Cheapest source of power generation-solar wind

The market for large PV plants in China shrank by more than a third in 2018 due to Chinese policy adjustments, which spawned a wave of cheap equipment globally, driving global benchmark pricing for new PV (non-tracking) down to $60/MWh in the second half of 2018, down 13% from the first quarter of the year.
BNEF's global benchmark cost of onshore wind generation was $52/MWh, down 6% from the first half of 2018 analysis. This was achieved against a backdrop of cheap turbines and a strong dollar. In India and Texas, unsubsidized onshore wind power is now as cheap as $27/MWh.
Today, wind power is outpacing combined cycle gas-fired (CCGT) plants supplied by cheap shale gas as a source of new bulk generation in most of the United States. If natural gas prices exceed $3/MMBtu, BNEF's analysis suggests that new and existing CCGTs will be at risk of being rapidly undercut by new solar and wind power.

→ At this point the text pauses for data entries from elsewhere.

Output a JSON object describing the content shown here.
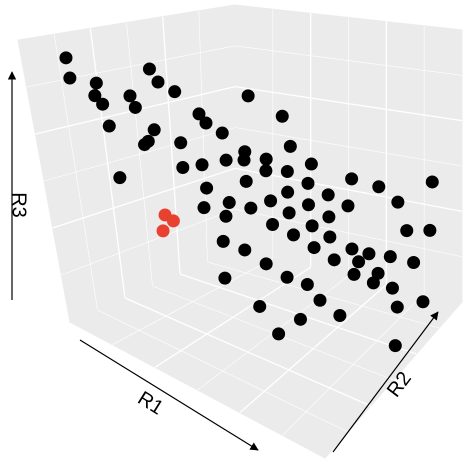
{
  "chart_data": {
    "type": "scatter3d",
    "xlabel": "R1",
    "ylabel": "R2",
    "zlabel": "R3",
    "xlim": [
      0,
      1
    ],
    "ylim": [
      0,
      1
    ],
    "zlim": [
      0,
      1
    ],
    "grid": true,
    "series": [
      {
        "color": "#000000",
        "x": [
          0.08,
          0.12,
          0.1,
          0.15,
          0.05,
          0.2,
          0.18,
          0.22,
          0.25,
          0.12,
          0.3,
          0.28,
          0.15,
          0.2,
          0.35,
          0.32,
          0.25,
          0.4,
          0.38,
          0.3,
          0.45,
          0.42,
          0.35,
          0.5,
          0.48,
          0.4,
          0.55,
          0.52,
          0.45,
          0.6,
          0.58,
          0.5,
          0.65,
          0.62,
          0.55,
          0.7,
          0.68,
          0.6,
          0.75,
          0.72,
          0.8,
          0.78,
          0.85,
          0.88,
          0.9,
          0.82,
          0.92,
          0.95,
          0.45,
          0.5,
          0.55,
          0.6,
          0.65,
          0.4,
          0.45,
          0.5,
          0.55,
          0.6,
          0.65,
          0.7,
          0.75,
          0.35,
          0.5,
          0.55,
          0.65,
          0.7,
          0.75,
          0.8,
          0.85,
          0.4,
          0.3,
          0.2,
          0.1,
          0.25,
          0.58,
          0.68,
          0.48,
          0.9,
          0.95,
          0.62
        ],
        "y": [
          0.1,
          0.05,
          0.2,
          0.15,
          0.25,
          0.1,
          0.25,
          0.3,
          0.2,
          0.35,
          0.15,
          0.35,
          0.4,
          0.45,
          0.25,
          0.4,
          0.5,
          0.3,
          0.45,
          0.55,
          0.35,
          0.5,
          0.6,
          0.4,
          0.55,
          0.65,
          0.45,
          0.6,
          0.7,
          0.5,
          0.65,
          0.75,
          0.55,
          0.7,
          0.8,
          0.6,
          0.75,
          0.85,
          0.65,
          0.8,
          0.7,
          0.85,
          0.75,
          0.85,
          0.7,
          0.9,
          0.9,
          0.8,
          0.45,
          0.5,
          0.55,
          0.6,
          0.65,
          0.4,
          0.3,
          0.35,
          0.4,
          0.45,
          0.5,
          0.5,
          0.55,
          0.35,
          0.65,
          0.7,
          0.8,
          0.9,
          0.95,
          0.6,
          0.65,
          0.75,
          0.7,
          0.6,
          0.5,
          0.05,
          0.3,
          0.4,
          0.25,
          0.95,
          0.6,
          0.35
        ],
        "z": [
          0.95,
          0.9,
          0.85,
          0.8,
          0.78,
          0.75,
          0.82,
          0.7,
          0.68,
          0.74,
          0.72,
          0.66,
          0.88,
          0.8,
          0.62,
          0.58,
          0.72,
          0.55,
          0.6,
          0.65,
          0.5,
          0.52,
          0.58,
          0.48,
          0.45,
          0.55,
          0.42,
          0.4,
          0.5,
          0.38,
          0.35,
          0.45,
          0.33,
          0.3,
          0.4,
          0.28,
          0.25,
          0.35,
          0.22,
          0.22,
          0.18,
          0.2,
          0.15,
          0.2,
          0.12,
          0.28,
          0.3,
          0.1,
          0.62,
          0.58,
          0.5,
          0.45,
          0.4,
          0.42,
          0.38,
          0.35,
          0.3,
          0.25,
          0.22,
          0.18,
          0.12,
          0.45,
          0.62,
          0.55,
          0.48,
          0.42,
          0.35,
          0.3,
          0.25,
          0.68,
          0.75,
          0.65,
          0.8,
          0.6,
          0.2,
          0.15,
          0.28,
          0.45,
          0.05,
          0.1
        ]
      },
      {
        "color": "#e8412f",
        "x": [
          0.3,
          0.33,
          0.3
        ],
        "y": [
          0.2,
          0.2,
          0.18
        ],
        "z": [
          0.45,
          0.44,
          0.4
        ]
      }
    ]
  }
}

This means less run time and greater flexibility for technologies such as natural gas peaker plants and batteries doing well at lower utilization rates (capacity factors).
High interest rates in China and the U.S. have put upward pressure on financing costs for PV and wind over the past two years, but both costs are dwarfed by the declining cost of equipment.

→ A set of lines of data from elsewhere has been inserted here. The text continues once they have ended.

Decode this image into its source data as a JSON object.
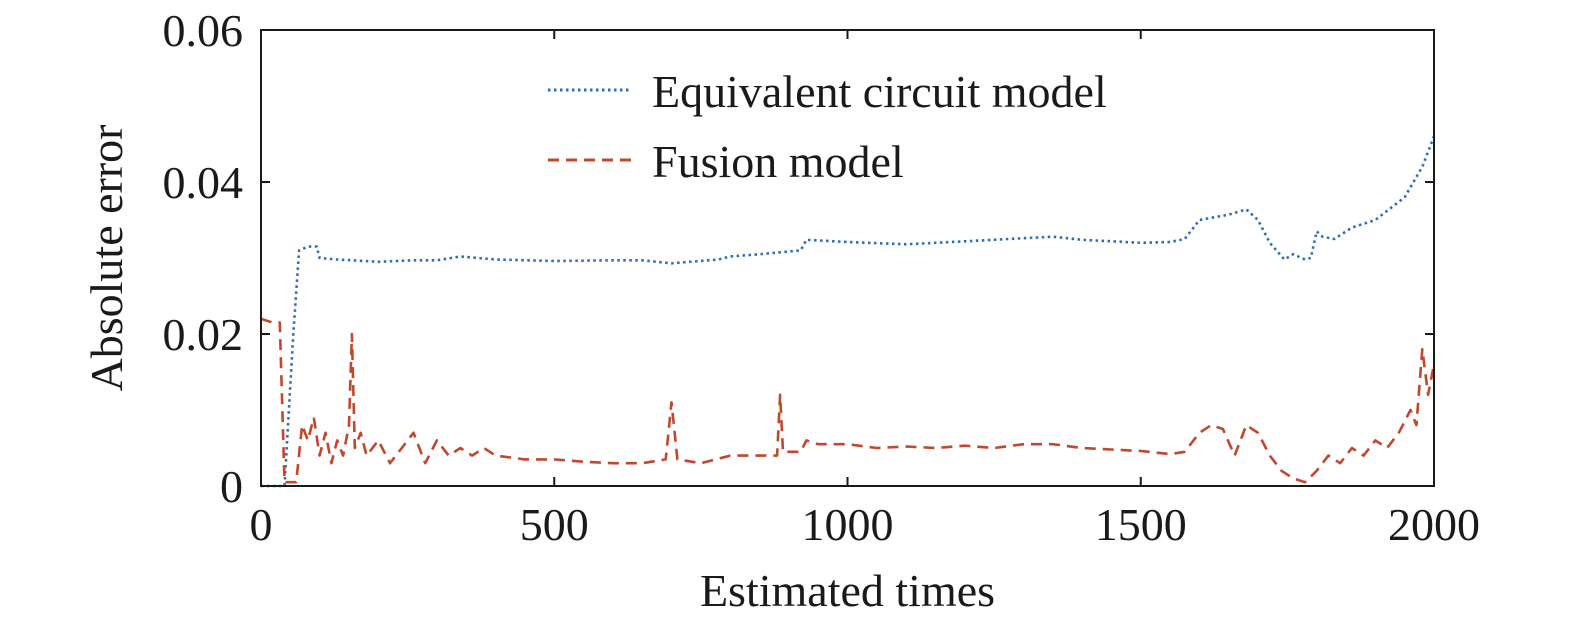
{
  "chart_data": {
    "type": "line",
    "title": "",
    "xlabel": "Estimated times",
    "ylabel": "Absolute error",
    "xlim": [
      0,
      2000
    ],
    "ylim": [
      0,
      0.06
    ],
    "xticks": [
      0,
      500,
      1000,
      1500,
      2000
    ],
    "xtick_labels": [
      "0",
      "500",
      "1000",
      "1500",
      "2000"
    ],
    "yticks": [
      0,
      0.02,
      0.04,
      0.06
    ],
    "ytick_labels": [
      "0",
      "0.02",
      "0.04",
      "0.06"
    ],
    "grid": false,
    "legend_position": "top-center",
    "series": [
      {
        "name": "Equivalent circuit model",
        "style": "dotted",
        "color": "#2e6db4",
        "x": [
          0,
          20,
          40,
          55,
          65,
          80,
          95,
          100,
          130,
          200,
          260,
          300,
          340,
          400,
          500,
          600,
          650,
          700,
          780,
          800,
          850,
          920,
          930,
          1000,
          1100,
          1200,
          1300,
          1350,
          1400,
          1500,
          1550,
          1575,
          1600,
          1650,
          1680,
          1700,
          1720,
          1745,
          1760,
          1780,
          1790,
          1800,
          1810,
          1830,
          1860,
          1900,
          1950,
          1980,
          2000
        ],
        "y": [
          0.0,
          0.0,
          0.0,
          0.02,
          0.031,
          0.0315,
          0.0315,
          0.03,
          0.0298,
          0.0295,
          0.0297,
          0.0297,
          0.0302,
          0.0298,
          0.0296,
          0.0297,
          0.0297,
          0.0293,
          0.0298,
          0.0302,
          0.0305,
          0.031,
          0.0324,
          0.0321,
          0.0318,
          0.0322,
          0.0326,
          0.0328,
          0.0324,
          0.032,
          0.0321,
          0.0325,
          0.035,
          0.0357,
          0.0364,
          0.035,
          0.032,
          0.0298,
          0.0305,
          0.0298,
          0.03,
          0.0335,
          0.0328,
          0.0325,
          0.034,
          0.035,
          0.038,
          0.042,
          0.046
        ]
      },
      {
        "name": "Fusion model",
        "style": "dashed",
        "color": "#c0482c",
        "x": [
          0,
          20,
          30,
          32,
          40,
          50,
          60,
          70,
          80,
          90,
          100,
          110,
          120,
          130,
          140,
          150,
          155,
          160,
          170,
          180,
          200,
          220,
          240,
          260,
          280,
          300,
          320,
          340,
          360,
          380,
          400,
          450,
          500,
          550,
          600,
          650,
          690,
          700,
          710,
          750,
          800,
          850,
          880,
          885,
          890,
          920,
          930,
          950,
          1000,
          1050,
          1100,
          1150,
          1200,
          1250,
          1300,
          1350,
          1400,
          1450,
          1500,
          1550,
          1575,
          1600,
          1620,
          1640,
          1660,
          1680,
          1700,
          1720,
          1740,
          1760,
          1780,
          1800,
          1820,
          1840,
          1860,
          1880,
          1900,
          1920,
          1940,
          1960,
          1970,
          1980,
          1990,
          2000
        ],
        "y": [
          0.022,
          0.0215,
          0.0215,
          0.0215,
          0.0005,
          0.0005,
          0.0005,
          0.008,
          0.006,
          0.009,
          0.004,
          0.007,
          0.003,
          0.006,
          0.004,
          0.008,
          0.02,
          0.005,
          0.007,
          0.004,
          0.006,
          0.003,
          0.005,
          0.007,
          0.003,
          0.006,
          0.004,
          0.005,
          0.004,
          0.005,
          0.004,
          0.0035,
          0.0035,
          0.0032,
          0.003,
          0.003,
          0.0035,
          0.011,
          0.0035,
          0.003,
          0.004,
          0.004,
          0.004,
          0.012,
          0.0045,
          0.0045,
          0.006,
          0.0055,
          0.0055,
          0.005,
          0.0052,
          0.005,
          0.0053,
          0.005,
          0.0055,
          0.0055,
          0.005,
          0.0048,
          0.0046,
          0.0042,
          0.0045,
          0.007,
          0.008,
          0.0075,
          0.004,
          0.008,
          0.007,
          0.004,
          0.002,
          0.001,
          0.0005,
          0.002,
          0.004,
          0.003,
          0.005,
          0.004,
          0.006,
          0.005,
          0.007,
          0.01,
          0.008,
          0.018,
          0.012,
          0.016
        ]
      }
    ]
  }
}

In Asia Pacific, more expensive natural gas imports mean that new combined cycle gas-fired plants remain less competitive than new coal-fired plants at $59-$81/MWh. This remains a major barrier to reducing the carbon intensity of power generation in this region.
Currently, short-term batteries are the cheapest source of new fast response and peak capacity in all major economies except the US. In the U.S., cheap natural gas provides an advantage for peaking natural gas-fired power plants. According to a recent report, battery costs will drop another 66% by 2030 as the electric vehicle manufacturing industry grows exponentially. This in turn means lower battery storage costs for the electric power industry, reducing peak power costs and flexible capacity to levels never before achieved by traditional fossil-fueled peaker plants.
Batteries co-located with PV or wind are becoming more common, and BNEF analysis shows that new solar and wind plants with 4-hour battery storage systems are already cost-competitive without subsidies compared to new coal-fired and new gas-fired plants in Australia and India.